The relationship between the movie and game industries has always been bumpy. Though there have been lucrative crossovers between the two media, movies based on hit games are often duds, like the recent "Doom," as are games based on hit movies.

"The press treats Spielberg's announcement as the second coming," said Professor Jenkins of M.I.T. "But game designers remember how the game based on 'E.T.' nearly killed Atari, and is considered the biggest failure in game history."

In its emphasis on filling games with scenes and dialogue to establish character, Professor Jenkins said, "Hollywood puts its effort into things gamers don't care about."

He compared the video game industry to Hollywood of the 1930's, when studios created standards for their products but also imposed formulas for the movies they churned out, with rising budgets and diminishing creative risk-taking.

"What you need now is a garage band aesthetic, or independent film aesthetic for games," he said. "You're building the world from scratch. Why does it have to look like the world we live in?"

In fact, an indie aesthetic is starting to develop, cultivated by academia, online journals and a movement toward low-budget, "casual" games that stress simple images but complex game play. Eric Zimmerman of gameLab, which created a casual game called Diner Dash, said that the big companies were afflicted with "cinema envy." The impulse to make people cry, he said, was a "misguided idea of what emotional depiction is." He said, "Games are by nature incredibly emotionally engaging. Look at poker. There's emotional engagement, strategy and a Zen-level involvement. Games are dynamic, participatory systems. That's a level of storytelling that a film can't do."

So what can video games do that movies can't? For starters, it is a mistake to overlook the raw experience of play. But beyond the blockbusters that dominate the industry, some developers are taking advantage of the unique properties of games to tell stories. Professor Gee of Wisconsin cited a game being developed to help children sort through traumatic divorces, or an online game called Second Life that allows users to invent their own simulated environments, which other players can visit.

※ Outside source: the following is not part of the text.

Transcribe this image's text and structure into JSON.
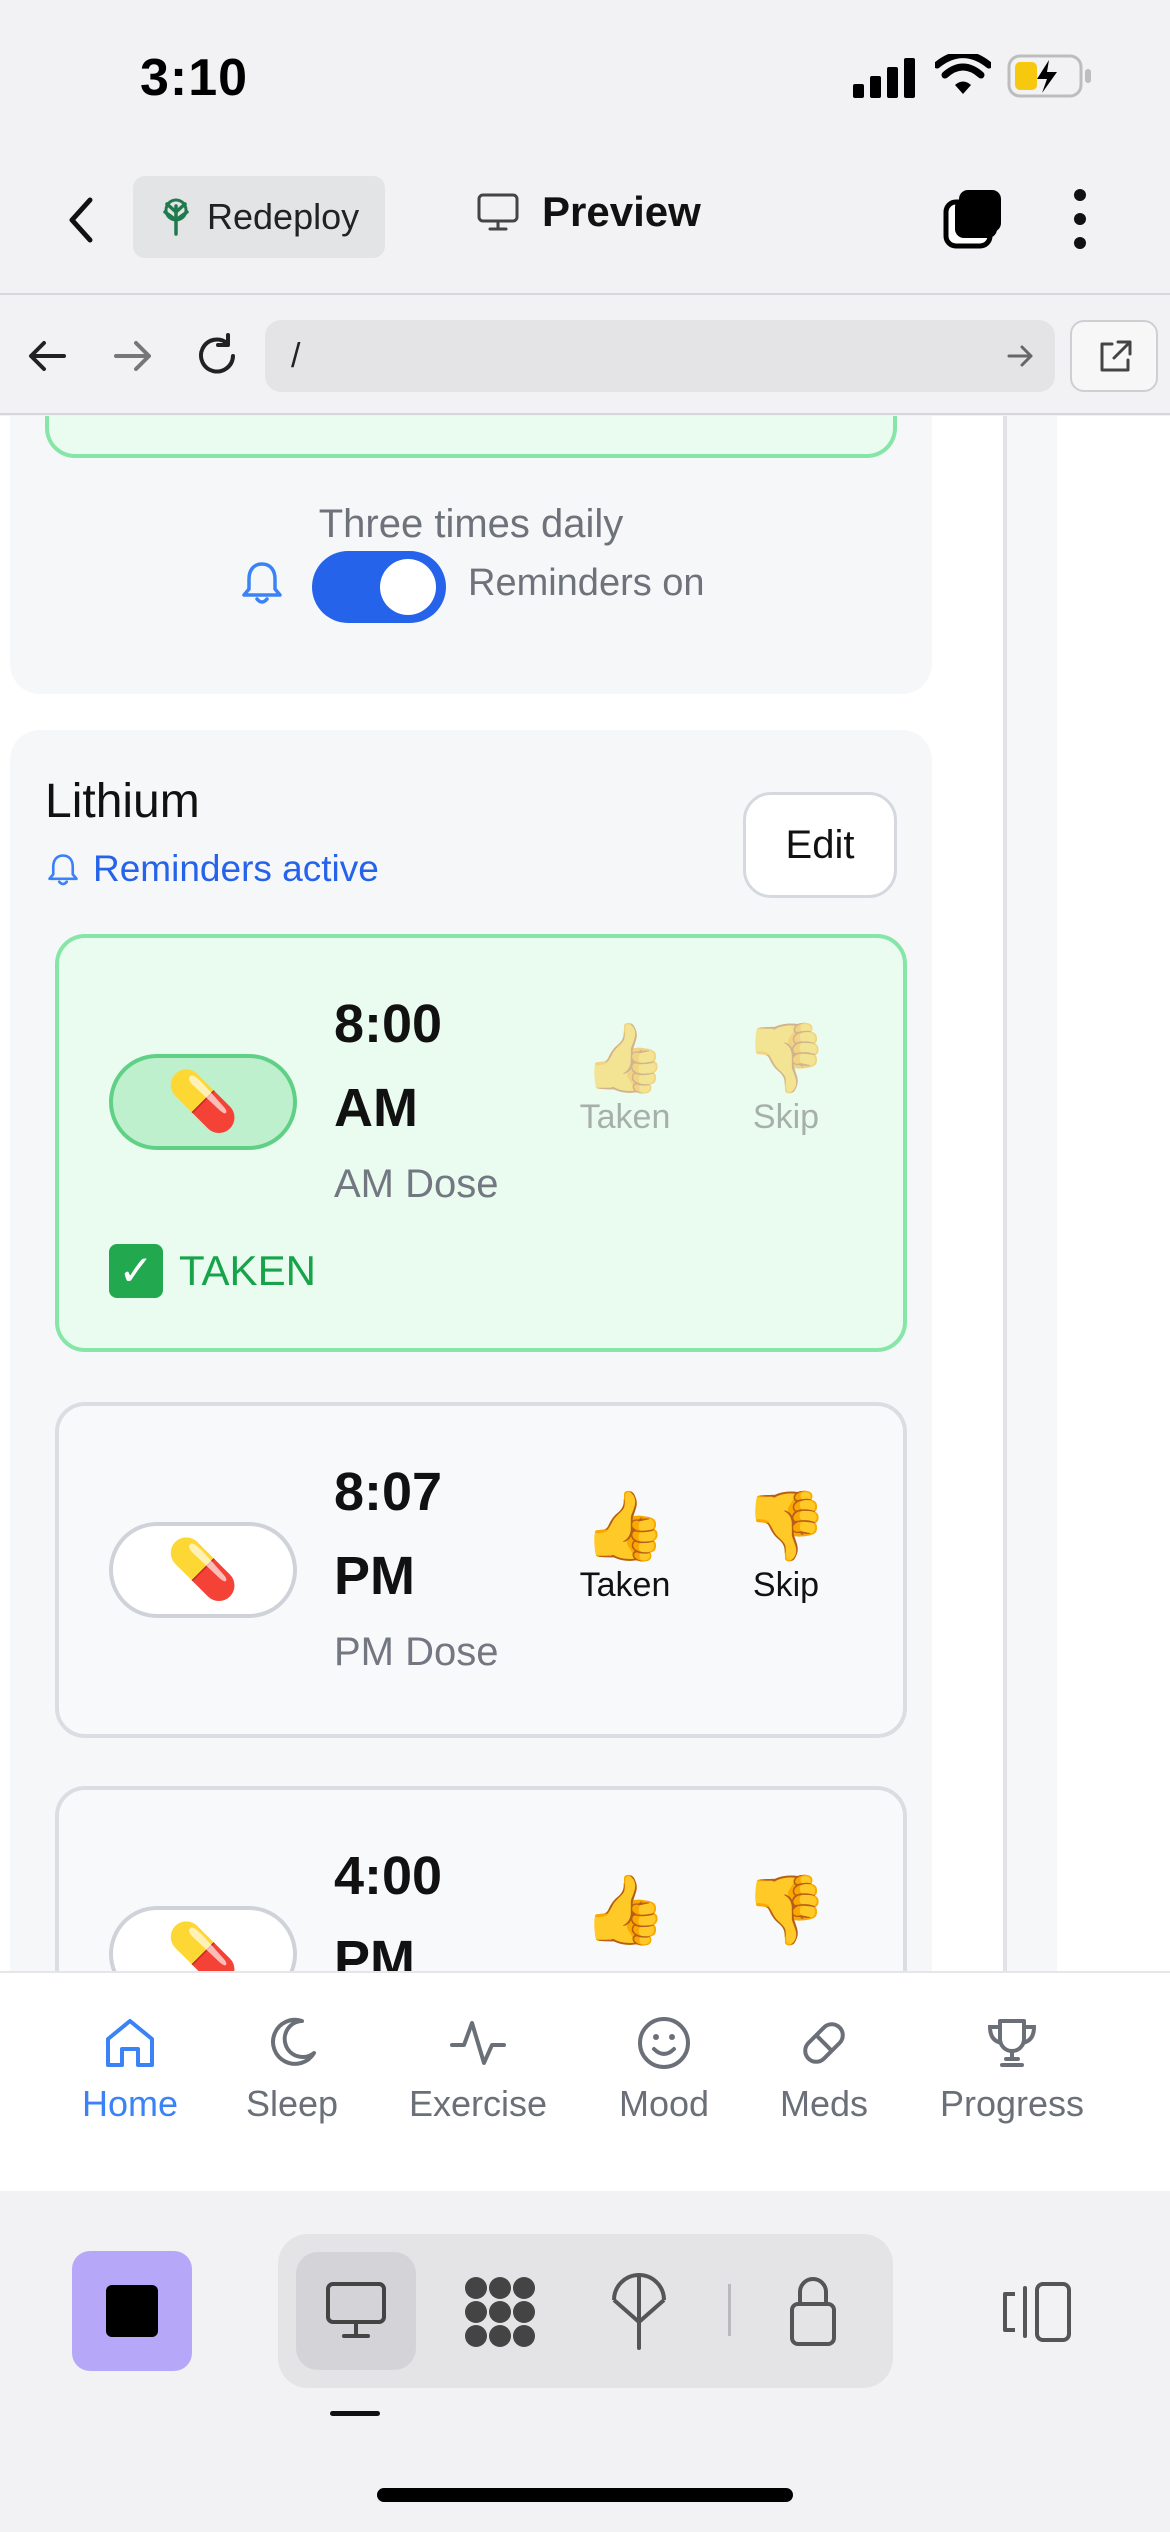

"If all we're doing is making the 17th version of a movie you've already seen, our culture isn't going to look very good," he said. "We haven't begun to scratch the surface of what games we could make without somebody shooting someone."

Though games may not produce Mr. Spielberg's tears, they are the one medium that allows users to experience guilt, because they make the player responsible for the actions of a character on screen, Professor Jenkins said. "If you do something despicable, you have yourself to answer for."

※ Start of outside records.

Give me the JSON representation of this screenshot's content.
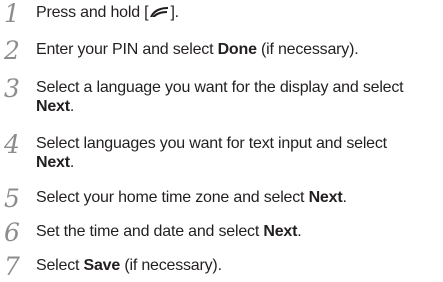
{
  "steps": [
    {
      "number": "1",
      "segments": [
        {
          "text": "Press and hold [",
          "bold": false
        },
        {
          "icon": "power-key-icon"
        },
        {
          "text": "].",
          "bold": false
        }
      ]
    },
    {
      "number": "2",
      "segments": [
        {
          "text": "Enter your PIN and select ",
          "bold": false
        },
        {
          "text": "Done",
          "bold": true
        },
        {
          "text": " (if necessary).",
          "bold": false
        }
      ]
    },
    {
      "number": "3",
      "segments": [
        {
          "text": "Select a language you want for the display and select",
          "bold": false
        },
        {
          "br": true
        },
        {
          "text": "Next",
          "bold": true
        },
        {
          "text": ".",
          "bold": false
        }
      ]
    },
    {
      "number": "4",
      "segments": [
        {
          "text": "Select languages you want for text input and select",
          "bold": false
        },
        {
          "br": true
        },
        {
          "text": "Next",
          "bold": true
        },
        {
          "text": ".",
          "bold": false
        }
      ]
    },
    {
      "number": "5",
      "segments": [
        {
          "text": "Select your home time zone and select ",
          "bold": false
        },
        {
          "text": "Next",
          "bold": true
        },
        {
          "text": ".",
          "bold": false
        }
      ]
    },
    {
      "number": "6",
      "segments": [
        {
          "text": "Set the time and date and select ",
          "bold": false
        },
        {
          "text": "Next",
          "bold": true
        },
        {
          "text": ".",
          "bold": false
        }
      ]
    },
    {
      "number": "7",
      "segments": [
        {
          "text": "Select ",
          "bold": false
        },
        {
          "text": "Save",
          "bold": true
        },
        {
          "text": " (if necessary).",
          "bold": false
        }
      ]
    }
  ]
}
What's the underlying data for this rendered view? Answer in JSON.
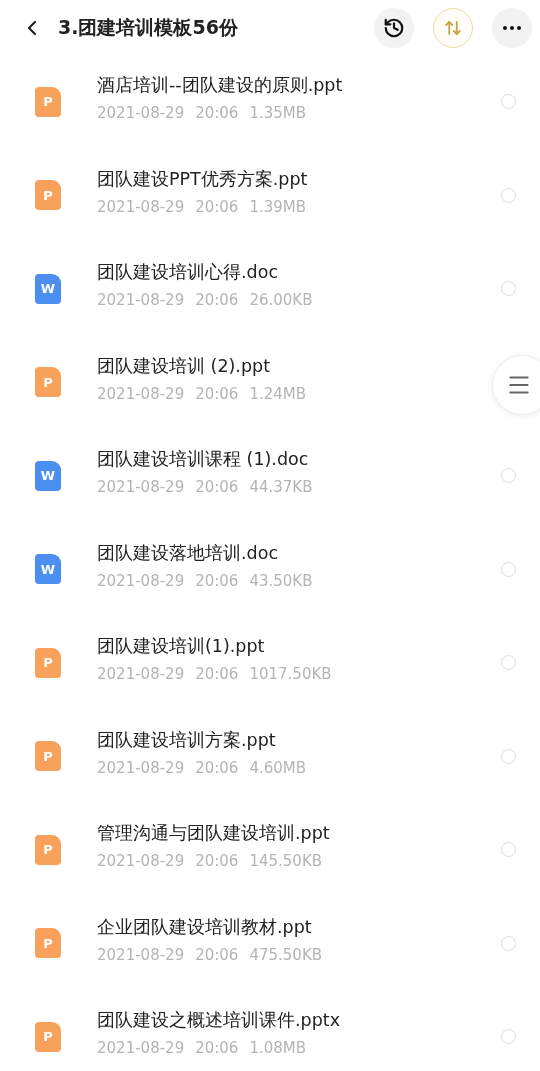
{
  "header": {
    "title": "3.团建培训模板56份"
  },
  "files": [
    {
      "kind": "ppt",
      "icon_letter": "P",
      "name": "酒店培训--团队建设的原则.ppt",
      "date": "2021-08-29",
      "time": "20:06",
      "size": "1.35MB",
      "selected": false
    },
    {
      "kind": "ppt",
      "icon_letter": "P",
      "name": "团队建设PPT优秀方案.ppt",
      "date": "2021-08-29",
      "time": "20:06",
      "size": "1.39MB",
      "selected": false
    },
    {
      "kind": "doc",
      "icon_letter": "W",
      "name": "团队建设培训心得.doc",
      "date": "2021-08-29",
      "time": "20:06",
      "size": "26.00KB",
      "selected": false
    },
    {
      "kind": "ppt",
      "icon_letter": "P",
      "name": "团队建设培训 (2).ppt",
      "date": "2021-08-29",
      "time": "20:06",
      "size": "1.24MB"
    },
    {
      "kind": "doc",
      "icon_letter": "W",
      "name": "团队建设培训课程 (1).doc",
      "date": "2021-08-29",
      "time": "20:06",
      "size": "44.37KB",
      "selected": false
    },
    {
      "kind": "doc",
      "icon_letter": "W",
      "name": "团队建设落地培训.doc",
      "date": "2021-08-29",
      "time": "20:06",
      "size": "43.50KB",
      "selected": false
    },
    {
      "kind": "ppt",
      "icon_letter": "P",
      "name": "团队建设培训(1).ppt",
      "date": "2021-08-29",
      "time": "20:06",
      "size": "1017.50KB",
      "selected": false
    },
    {
      "kind": "ppt",
      "icon_letter": "P",
      "name": "团队建设培训方案.ppt",
      "date": "2021-08-29",
      "time": "20:06",
      "size": "4.60MB",
      "selected": false
    },
    {
      "kind": "ppt",
      "icon_letter": "P",
      "name": "管理沟通与团队建设培训.ppt",
      "date": "2021-08-29",
      "time": "20:06",
      "size": "145.50KB",
      "selected": false
    },
    {
      "kind": "ppt",
      "icon_letter": "P",
      "name": "企业团队建设培训教材.ppt",
      "date": "2021-08-29",
      "time": "20:06",
      "size": "475.50KB",
      "selected": false
    },
    {
      "kind": "ppt",
      "icon_letter": "P",
      "name": "团队建设之概述培训课件.pptx",
      "date": "2021-08-29",
      "time": "20:06",
      "size": "1.08MB",
      "selected": false
    }
  ]
}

Few games exploit this potential, but there is nothing preventing future developers from doing so, he said.

But my own experience inside the box raises a different narrative possibility. In a culture that is squeamish about death, games are the first major medium that makes one's own mortality a central element in the experience. In many games, to reach the last level alive is to put the game behind you.

A challenge for game makers, then, is not to make users cry at the death of another, but to find meaning in their own. This is, after all, the one universal human condition. To which games add the one antidote: the ability to press restart.